Diagnóstico diferencial a curto prazo
Estruture hipóteses por urgência: causas cirúrgicas agudas (apendicite, perfuração, oclusão), infecções (gastroenterite, doença inflamatória pélvica), biliares (colecistite, cólica biliar) e causas funcionais (síndrome do intestino irritável, dispepsia funcional). Consulte linhas-guia internacionais para orientar critérios diagnósticos e condutas, como as recomendações da World Gastroenterology Organization sobre sintomas gastrointestinais comuns (WGO).
Conduta terapêutica inicial
O manejo depende da hipótese provável. Para quadros não graves e compatíveis com distúrbios funcionais, oriente medidas não farmacológicas (ajustes dietéticos, hidratação, controle do estresse) e, quando indicado, terapia farmacológica sintomática com revisão em curto prazo. Em casos com suspeita de infecção ou inflamação, adote condutas específicas (antibiótico quando indicado) e analgesia adequada. Para dor aguda intensa, analgésicos escalonados são necessários; guias práticos sobre analgesia e manejo ambulatorial auxiliam na prescrição segura (NHS – abdominal pain).
Para orientação terapêutica complementar, revisões clínicas e guias nacionais podem ser úteis para decisões sobre proton-pump inhibitors, erradicação de H. pylori e antibioticoterapia quando apropriado (revisão clínica).

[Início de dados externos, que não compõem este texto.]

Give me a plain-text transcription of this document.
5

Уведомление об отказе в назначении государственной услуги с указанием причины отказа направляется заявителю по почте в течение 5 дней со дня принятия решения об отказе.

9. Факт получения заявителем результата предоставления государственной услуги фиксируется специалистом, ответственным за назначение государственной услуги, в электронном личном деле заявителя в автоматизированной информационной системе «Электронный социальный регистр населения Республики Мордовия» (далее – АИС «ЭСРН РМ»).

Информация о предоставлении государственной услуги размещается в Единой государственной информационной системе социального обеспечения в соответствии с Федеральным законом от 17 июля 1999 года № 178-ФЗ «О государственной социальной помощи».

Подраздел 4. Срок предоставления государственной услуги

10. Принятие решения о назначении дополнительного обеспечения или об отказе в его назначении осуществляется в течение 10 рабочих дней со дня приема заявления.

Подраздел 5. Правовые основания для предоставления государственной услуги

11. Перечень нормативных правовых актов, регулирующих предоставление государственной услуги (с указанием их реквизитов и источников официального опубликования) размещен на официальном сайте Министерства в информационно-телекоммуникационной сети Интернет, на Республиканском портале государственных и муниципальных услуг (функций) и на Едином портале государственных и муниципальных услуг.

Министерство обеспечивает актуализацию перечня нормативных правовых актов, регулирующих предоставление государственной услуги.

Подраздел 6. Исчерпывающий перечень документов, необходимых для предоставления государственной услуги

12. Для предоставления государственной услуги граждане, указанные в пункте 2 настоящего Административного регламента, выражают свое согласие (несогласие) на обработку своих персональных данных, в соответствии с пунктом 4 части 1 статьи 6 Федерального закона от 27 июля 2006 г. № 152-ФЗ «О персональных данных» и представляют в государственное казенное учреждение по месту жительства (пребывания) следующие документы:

Encaminhamento e seguimento
Encaminhe com urgência pacientes com sinais de instabilidade hemodinâmica, peritonite, febre alta, sangramento digestivo ou suspeita de obstrução. Encaminhe de forma programada pacientes com dor recorrente sem diagnóstico claro para gastroenterologia ou ginecologia, conforme a suspeita predominante. Planeje retorno em 48–72 horas para reavaliação quando a conduta inicial for expectante.
Resumo prático: pontos de ação para profissionais
- Realize anamnese orientada e exame físico completo buscando sinais de alarme.
- Solicite exames laboratoriais básicos e imagem conforme a suspeita clínica.
- Adote analgesia e medidas de suporte; individualize tratamento para distúrbios funcionais e orgânicos.
- Encaminhe com prioridade os casos com sinais de gravidade ou quando a dor persiste sem diagnóstico após avaliação inicial.
Uma abordagem estruturada permite identificar rapidamente as condições que necessitam de intervenção urgente, reduzir exames desnecessários e orientar seguimentos adequados, com base em diretrizes e evidências clínicas atuais.